Uber and Lyft bring to mind the oft-quoted Robert Frost poem.
You know the one — about two roads that diverged.
The rest of the poem is about the woods, the path not taken … but more than a century after its publication, it proves apt for online platforms, for the digital age.
Uber and Lyft’s most recent earnings spotlight the divergent paths the two companies have taken through the past few years. In broad strokes, both companies seek to match supply and demand, as any platform does. Lyft is focused on ride-hailing, while Uber has used ride-hailing and a host of other activities to build up cross-selling opportunities.
Investors gave summary judgement on first-quarter results on Wednesday (May 8). At this writing, shares of Lyft were up 7%, and shares of Uber were down 7%.
The key drivers seem to be that Lyft’s projected that gross bookings for the second quarter will be up 16% to 19% year on year to $4 billion to $4.1 billion.
Uber, by way of contrast, has said that gross bookings in the same period will be $38.8 billion to $40.3 billion. But consensus estimates have been a bit over $40 billion — and Wall Street was swift to punish what it saw, arguably, as a case of slowing growth, to 18% to 23%, where that figure in the past had been in past quarters comfortably above 20%.
In the meantime, gross bookings in the first quarter, already in the books, were similar. Lyft said growth on that metric was 20%, Uber said gross bookings grew by 21%. Active riders for Lyft were up 12% to 21.9 million. For Uber, the tally of monthly active platform consumers was up 15% to 149 million, defined as those who completed a mobility ride or placed a delivery order.

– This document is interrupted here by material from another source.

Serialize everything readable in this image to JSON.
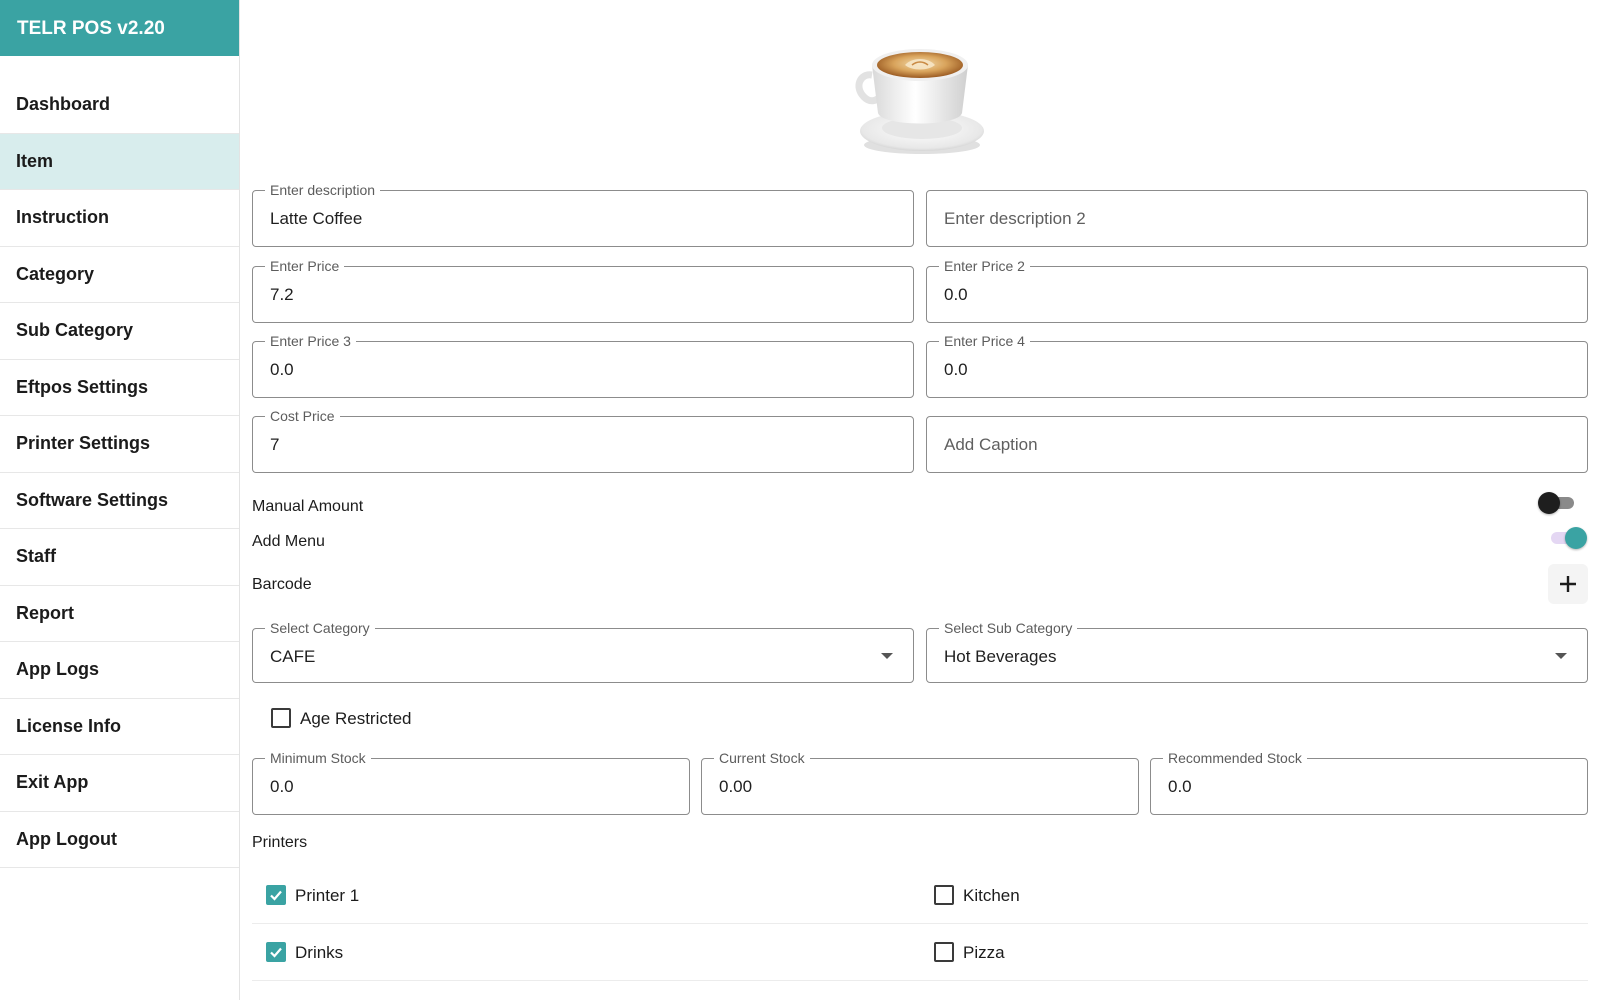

Among other similarities, both firms have noted the continued influx of drivers to their respective platforms, which illustrates the continued growth of the gig economy, and the fact that more individuals are turning to ride-hailing as a way to supplement their incomes. Uber’s results noted that 7 million drivers, in the words of CEO Dara Khosrowshahi, “choose to earn flexibility on Uber every month, with driver earnings of $16.6 billion continuing to grow faster than our topline.”

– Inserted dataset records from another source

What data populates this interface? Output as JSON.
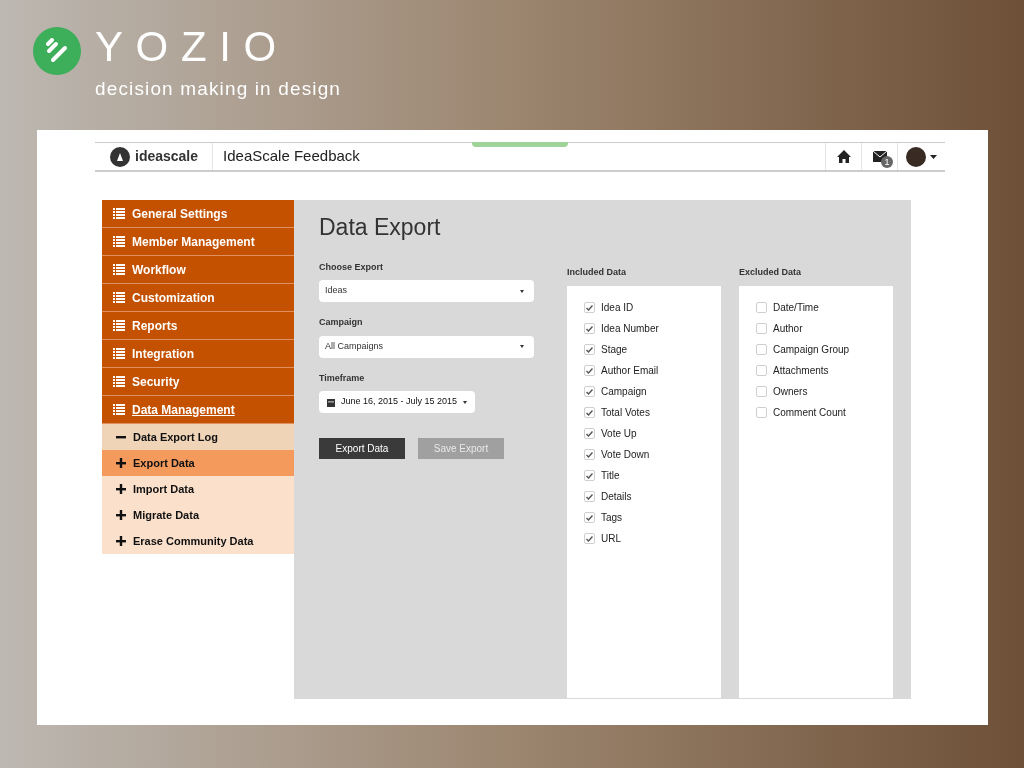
{
  "brand": {
    "name": "YOZIO",
    "tagline": "decision making in design"
  },
  "header": {
    "logo_text": "ideascale",
    "title": "IdeaScale Feedback",
    "notification_count": "1"
  },
  "sidebar": {
    "items": [
      {
        "label": "General Settings",
        "selected": false
      },
      {
        "label": "Member Management",
        "selected": false
      },
      {
        "label": "Workflow",
        "selected": false
      },
      {
        "label": "Customization",
        "selected": false
      },
      {
        "label": "Reports",
        "selected": false
      },
      {
        "label": "Integration",
        "selected": false
      },
      {
        "label": "Security",
        "selected": false
      },
      {
        "label": "Data Management",
        "selected": true
      }
    ],
    "subitems": [
      {
        "label": "Data Export Log",
        "expanded": true,
        "selected": false
      },
      {
        "label": "Export Data",
        "expanded": false,
        "selected": true
      },
      {
        "label": "Import Data",
        "expanded": false,
        "selected": false
      },
      {
        "label": "Migrate Data",
        "expanded": false,
        "selected": false
      },
      {
        "label": "Erase Community Data",
        "expanded": false,
        "selected": false
      }
    ]
  },
  "main": {
    "title": "Data Export",
    "fields": [
      {
        "kind": "select",
        "label": "Choose Export",
        "value": "Ideas"
      },
      {
        "kind": "select",
        "label": "Campaign",
        "value": "All Campaigns"
      },
      {
        "kind": "date",
        "label": "Timeframe",
        "value": "June 16, 2015 - July 15 2015"
      }
    ],
    "buttons": [
      {
        "label": "Export Data",
        "disabled": false
      },
      {
        "label": "Save Export",
        "disabled": true
      }
    ],
    "lists": [
      {
        "title": "Included Data",
        "items": [
          {
            "label": "Idea ID",
            "checked": true
          },
          {
            "label": "Idea Number",
            "checked": true
          },
          {
            "label": "Stage",
            "checked": true
          },
          {
            "label": "Author Email",
            "checked": true
          },
          {
            "label": "Campaign",
            "checked": true
          },
          {
            "label": "Total Votes",
            "checked": true
          },
          {
            "label": "Vote Up",
            "checked": true
          },
          {
            "label": "Vote Down",
            "checked": true
          },
          {
            "label": "Title",
            "checked": true
          },
          {
            "label": "Details",
            "checked": true
          },
          {
            "label": "Tags",
            "checked": true
          },
          {
            "label": "URL",
            "checked": true
          }
        ]
      },
      {
        "title": "Excluded Data",
        "items": [
          {
            "label": "Date/Time",
            "checked": false
          },
          {
            "label": "Author",
            "checked": false
          },
          {
            "label": "Campaign Group",
            "checked": false
          },
          {
            "label": "Attachments",
            "checked": false
          },
          {
            "label": "Owners",
            "checked": false
          },
          {
            "label": "Comment Count",
            "checked": false
          }
        ]
      }
    ]
  }
}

Lyft said in its earnings supplementals that it expects rides growth to be in the mid-teens percentage points.
During the conference call with analysts, Lyft CEO David Risher said that ancillary businesses, in the form of Lyft Media (where advertising is extended to riders during their trips) saw revenues grow by 250% annually.
Lyft CFO Erin Brewer said that in the current quarter, “we continue to see strong demand for rideshare from drivers and from riders.” CEO Risher said during the call that, in terms of ride-hailing and mobility, “there’s still some secular growth going on … We see more bosses trying to get their employees to come back to work. We see concerts being super exciting to people … we also saw what [demand during] what we call internally party time which is basically after five on Friday and Saturday night. That was up 26% year on year. And so, what that shows you is that people are getting out.”

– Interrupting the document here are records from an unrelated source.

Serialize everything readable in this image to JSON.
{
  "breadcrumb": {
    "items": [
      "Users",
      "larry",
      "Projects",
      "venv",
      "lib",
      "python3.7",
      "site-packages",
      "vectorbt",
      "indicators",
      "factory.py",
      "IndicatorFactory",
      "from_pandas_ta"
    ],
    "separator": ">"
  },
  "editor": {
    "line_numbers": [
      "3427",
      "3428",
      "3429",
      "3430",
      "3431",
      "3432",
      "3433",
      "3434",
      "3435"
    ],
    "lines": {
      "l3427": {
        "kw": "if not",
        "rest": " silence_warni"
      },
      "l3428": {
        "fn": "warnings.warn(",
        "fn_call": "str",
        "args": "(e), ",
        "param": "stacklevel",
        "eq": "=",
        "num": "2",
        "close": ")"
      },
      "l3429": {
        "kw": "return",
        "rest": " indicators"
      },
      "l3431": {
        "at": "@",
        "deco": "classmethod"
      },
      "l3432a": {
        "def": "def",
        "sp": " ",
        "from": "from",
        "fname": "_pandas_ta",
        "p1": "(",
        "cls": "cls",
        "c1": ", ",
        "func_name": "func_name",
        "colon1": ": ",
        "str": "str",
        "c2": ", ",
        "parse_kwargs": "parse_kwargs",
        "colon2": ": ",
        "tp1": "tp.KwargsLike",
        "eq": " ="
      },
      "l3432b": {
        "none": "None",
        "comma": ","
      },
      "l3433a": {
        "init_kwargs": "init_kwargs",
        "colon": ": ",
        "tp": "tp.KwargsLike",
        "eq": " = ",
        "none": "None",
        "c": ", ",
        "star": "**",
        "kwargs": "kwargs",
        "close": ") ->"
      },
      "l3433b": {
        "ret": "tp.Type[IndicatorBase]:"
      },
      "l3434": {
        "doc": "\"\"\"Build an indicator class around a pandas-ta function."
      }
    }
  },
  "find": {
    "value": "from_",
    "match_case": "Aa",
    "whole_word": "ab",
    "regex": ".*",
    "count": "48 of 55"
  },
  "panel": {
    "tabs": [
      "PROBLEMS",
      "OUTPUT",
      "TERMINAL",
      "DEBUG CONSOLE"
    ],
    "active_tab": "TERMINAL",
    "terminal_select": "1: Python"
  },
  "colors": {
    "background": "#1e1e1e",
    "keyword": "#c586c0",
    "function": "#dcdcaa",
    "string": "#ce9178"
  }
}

While Lyft is focused on mobility and rides, and engaging with users during those rides, Uber has taken a tack that includes delivery and cross-selling, and increased engagement across a range of daily activities. The results showed that its Delivery segment logged 17% in gross bookings growth in the most quarter, to just under $17.7 billion.
Khosrowshahi said during the call that delivery, with Uber Eats, is seeing particular strength in the suburbs.
“We think that … the Instacart deal puts us in a better position for growth going forward in the suburbs,” he said.
CFO Prashanth Mahendra-Rajah said on the call that the company’s seen 6% growth in frequency in engagement with the platform. And Khosrowshahi said in his own commentary, referenced here, that Uber One adoption has been strong, with members now generating 32% of combined Mobility and Delivery Gross Bookings in March. Subscription fees now exceed a $1 billion run rate, management noted on the call — and 60% of the Uber Cash earned via mobility, management said on the call, is being redeemed for delivery.
“Membership is a powerful lever in terms of general penetration into our marketplace and the frequency growth that we’re seeing,” said Khosrowshahi.